Structuring Sales and Marketing: one team or two?
By Jerry Rackley
The relationship between the sales and marketing teams isn’t always cordial. There are historic divisions and squabbles that sometimes sound like siblings in the back seat on a long car trip. The complaints often involve leads, with sales complaining that there aren’t enough or that they are poor quality, while marketing complains that the sales team is not a good steward of the leads that marketing generates. Sometimes the bantering is good-natured, but at other times the dialogue is downright caustic. Can’t we all just get along?
What’s not disputed is that these two teams need each other and must find a way to work together. One way many organizations try to create peace is through structuring the teams as a single entity, led by a single manager. On the surface, this idea seems to have merit. Logic says that unity is the likely outcome when everyone is part of the same team. Having a single manager referee and administer all disputes, and holding everyone accountable to the same performance goals & standards. In theory, the one-team structure for sales and marketing seems wise. In practice, however, it simply doesn’t perform as well.
The recent Demand Metric study on Sales & Marketing Alignment researched a number of alignment issues, including the structure of the sales and marketing team. There are three, basic options for structuring these teams: a combined team led by a single manager, separate teams reporting to the same manager, or separate teams reporting to separate managers. The study revealed that the distribution of these three structures is virtually equal. In other words, none of these three structures dominates the corporate organization chart. However, the study also revealed how they perform, which in the end, is far more important.
It turns out that the combined team led by a single manager is the worst performing of these three structures. By “worst performing”, we mean least likely to achieve revenue goals. This is pretty important, because the sales function is charged with making sales, and the marketing function should help facilitate those sales. To put some numbers behind this finding, the one-team structures in our study missed making revenue goals (49 percent) about as often as they achieved them (51 percent). Either of the two-team structures was far better, with two-team, one-manager structures achieving revenue goals 64 percent of the time, and two-team, two-manager structures doing it 69 percent of the time:
This study also tells us who is using the one-team structure: 68 percent of businesses with fewer than 25 employees are using this structure, while less than 10 percent of companies with 250 or more employees do so.
What are the implications of this finding on the structure of sales and marketing teams? The study did not attempt to determine why the two-team structures perform better, but we can still draw some conclusions. While sales and marketing are complimentary functions, they are not the same. They use different processes, strategies and systems, even though they are aligned around the same revenue goal. Simply mashing these functions together and expecting high performance to result is naïve. Each function needs the ability to focus on how it adds value. Forcing sales and marketing into a one-team structure is a little like keeping the same 11 football players on the field all the time for both offense and defense. There is distinction and specialization of these roles, and how they are structured clearly influences how they perform.

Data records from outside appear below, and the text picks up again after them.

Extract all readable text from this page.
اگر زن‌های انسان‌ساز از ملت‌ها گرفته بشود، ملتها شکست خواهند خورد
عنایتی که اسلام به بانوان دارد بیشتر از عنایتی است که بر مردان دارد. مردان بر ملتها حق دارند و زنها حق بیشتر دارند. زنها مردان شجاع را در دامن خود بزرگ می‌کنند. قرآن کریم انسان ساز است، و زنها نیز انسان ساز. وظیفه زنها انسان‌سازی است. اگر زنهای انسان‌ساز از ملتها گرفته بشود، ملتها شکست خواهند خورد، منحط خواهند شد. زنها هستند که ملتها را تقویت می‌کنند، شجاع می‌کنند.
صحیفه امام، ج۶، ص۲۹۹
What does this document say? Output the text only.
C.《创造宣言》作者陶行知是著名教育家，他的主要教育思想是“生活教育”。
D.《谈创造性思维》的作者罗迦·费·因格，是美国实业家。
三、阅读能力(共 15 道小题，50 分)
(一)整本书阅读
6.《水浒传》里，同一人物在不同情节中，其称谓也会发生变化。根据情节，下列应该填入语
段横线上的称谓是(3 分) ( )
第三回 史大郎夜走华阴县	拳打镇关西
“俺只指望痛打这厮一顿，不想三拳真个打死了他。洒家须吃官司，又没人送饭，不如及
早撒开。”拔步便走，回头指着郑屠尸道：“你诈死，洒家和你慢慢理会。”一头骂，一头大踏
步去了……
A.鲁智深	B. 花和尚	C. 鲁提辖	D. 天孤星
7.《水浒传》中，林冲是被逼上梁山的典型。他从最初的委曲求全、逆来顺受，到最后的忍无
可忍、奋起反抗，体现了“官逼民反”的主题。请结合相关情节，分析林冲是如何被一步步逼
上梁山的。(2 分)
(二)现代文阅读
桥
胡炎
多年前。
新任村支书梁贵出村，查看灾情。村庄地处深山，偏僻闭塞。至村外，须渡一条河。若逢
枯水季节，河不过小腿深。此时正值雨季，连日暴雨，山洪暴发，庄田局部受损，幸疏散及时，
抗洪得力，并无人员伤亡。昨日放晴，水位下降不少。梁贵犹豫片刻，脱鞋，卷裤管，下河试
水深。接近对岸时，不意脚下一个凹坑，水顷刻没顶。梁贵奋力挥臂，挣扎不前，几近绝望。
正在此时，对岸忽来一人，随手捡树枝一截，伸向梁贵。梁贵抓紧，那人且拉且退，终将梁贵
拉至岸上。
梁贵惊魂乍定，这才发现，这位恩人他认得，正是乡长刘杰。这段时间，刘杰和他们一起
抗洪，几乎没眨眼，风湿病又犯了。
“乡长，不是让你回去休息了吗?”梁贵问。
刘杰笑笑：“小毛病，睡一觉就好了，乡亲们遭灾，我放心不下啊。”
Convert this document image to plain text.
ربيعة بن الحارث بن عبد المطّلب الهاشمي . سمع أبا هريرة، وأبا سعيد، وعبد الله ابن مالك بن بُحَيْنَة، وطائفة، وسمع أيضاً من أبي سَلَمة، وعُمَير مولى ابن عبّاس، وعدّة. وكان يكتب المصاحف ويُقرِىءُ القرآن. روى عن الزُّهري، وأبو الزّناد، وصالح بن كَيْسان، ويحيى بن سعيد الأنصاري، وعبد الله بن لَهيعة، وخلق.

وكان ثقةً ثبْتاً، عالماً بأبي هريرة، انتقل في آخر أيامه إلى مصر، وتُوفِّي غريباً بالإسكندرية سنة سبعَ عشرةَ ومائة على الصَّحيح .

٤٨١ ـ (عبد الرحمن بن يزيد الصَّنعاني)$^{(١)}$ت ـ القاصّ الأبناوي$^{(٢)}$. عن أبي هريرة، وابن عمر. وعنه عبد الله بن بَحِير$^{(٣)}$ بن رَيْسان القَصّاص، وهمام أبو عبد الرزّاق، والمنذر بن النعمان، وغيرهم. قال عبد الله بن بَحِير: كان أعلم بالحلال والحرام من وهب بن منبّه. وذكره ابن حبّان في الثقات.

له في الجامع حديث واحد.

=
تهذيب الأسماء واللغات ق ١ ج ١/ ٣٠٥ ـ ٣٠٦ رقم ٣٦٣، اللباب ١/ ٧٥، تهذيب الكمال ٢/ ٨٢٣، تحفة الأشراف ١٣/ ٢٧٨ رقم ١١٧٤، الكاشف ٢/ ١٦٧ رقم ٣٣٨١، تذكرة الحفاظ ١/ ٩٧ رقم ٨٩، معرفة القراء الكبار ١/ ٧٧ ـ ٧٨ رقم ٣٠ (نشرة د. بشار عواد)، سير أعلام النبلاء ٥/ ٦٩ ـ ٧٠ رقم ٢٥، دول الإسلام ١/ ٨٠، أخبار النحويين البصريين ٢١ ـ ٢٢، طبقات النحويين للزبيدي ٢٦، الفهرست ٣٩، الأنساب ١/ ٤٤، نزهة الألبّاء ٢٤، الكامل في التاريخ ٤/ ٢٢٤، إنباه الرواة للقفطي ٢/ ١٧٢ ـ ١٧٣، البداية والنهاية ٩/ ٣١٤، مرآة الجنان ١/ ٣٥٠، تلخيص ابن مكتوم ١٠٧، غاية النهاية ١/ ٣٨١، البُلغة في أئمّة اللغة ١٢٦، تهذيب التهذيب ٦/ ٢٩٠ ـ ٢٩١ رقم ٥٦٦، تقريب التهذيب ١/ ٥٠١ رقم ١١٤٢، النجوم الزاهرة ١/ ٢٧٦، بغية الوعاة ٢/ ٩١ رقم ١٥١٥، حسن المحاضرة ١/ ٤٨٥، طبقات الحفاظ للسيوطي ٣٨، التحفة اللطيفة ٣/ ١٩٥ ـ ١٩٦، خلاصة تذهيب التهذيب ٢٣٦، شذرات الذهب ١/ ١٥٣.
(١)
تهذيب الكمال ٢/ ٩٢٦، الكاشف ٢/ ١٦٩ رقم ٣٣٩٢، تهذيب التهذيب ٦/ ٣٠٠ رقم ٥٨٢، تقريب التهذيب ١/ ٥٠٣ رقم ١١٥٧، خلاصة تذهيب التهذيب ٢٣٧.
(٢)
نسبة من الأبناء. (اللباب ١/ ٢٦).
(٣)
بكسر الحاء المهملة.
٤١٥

The advice for companies using the single-team structure is pretty obvious: move to a two-team structure. It’s easy to understand why small companies are using the single-team structure. They are by their very nature flat organizations, and they typically face more resource constraints than larger companies. Yet, the structure of their sales and marketing team is one where they should invest, because the data shows there is a return. It suggests that defining, managing and structuring the sales and marketing teams separately improves an organization’s chances to achieve its revenue goals. Divide and conquer is the approach to take: divide sales and marketing into separate teams, so they can better conquer their objectives.
There’s more to sales and marketing alignment than team structure. Read about the other influences on alignment in the benchmarking report on Sales & Marketing Alignment such as systems and integration. But if your sales and marketing staff are currently part of a single team, restructuring is the place to start.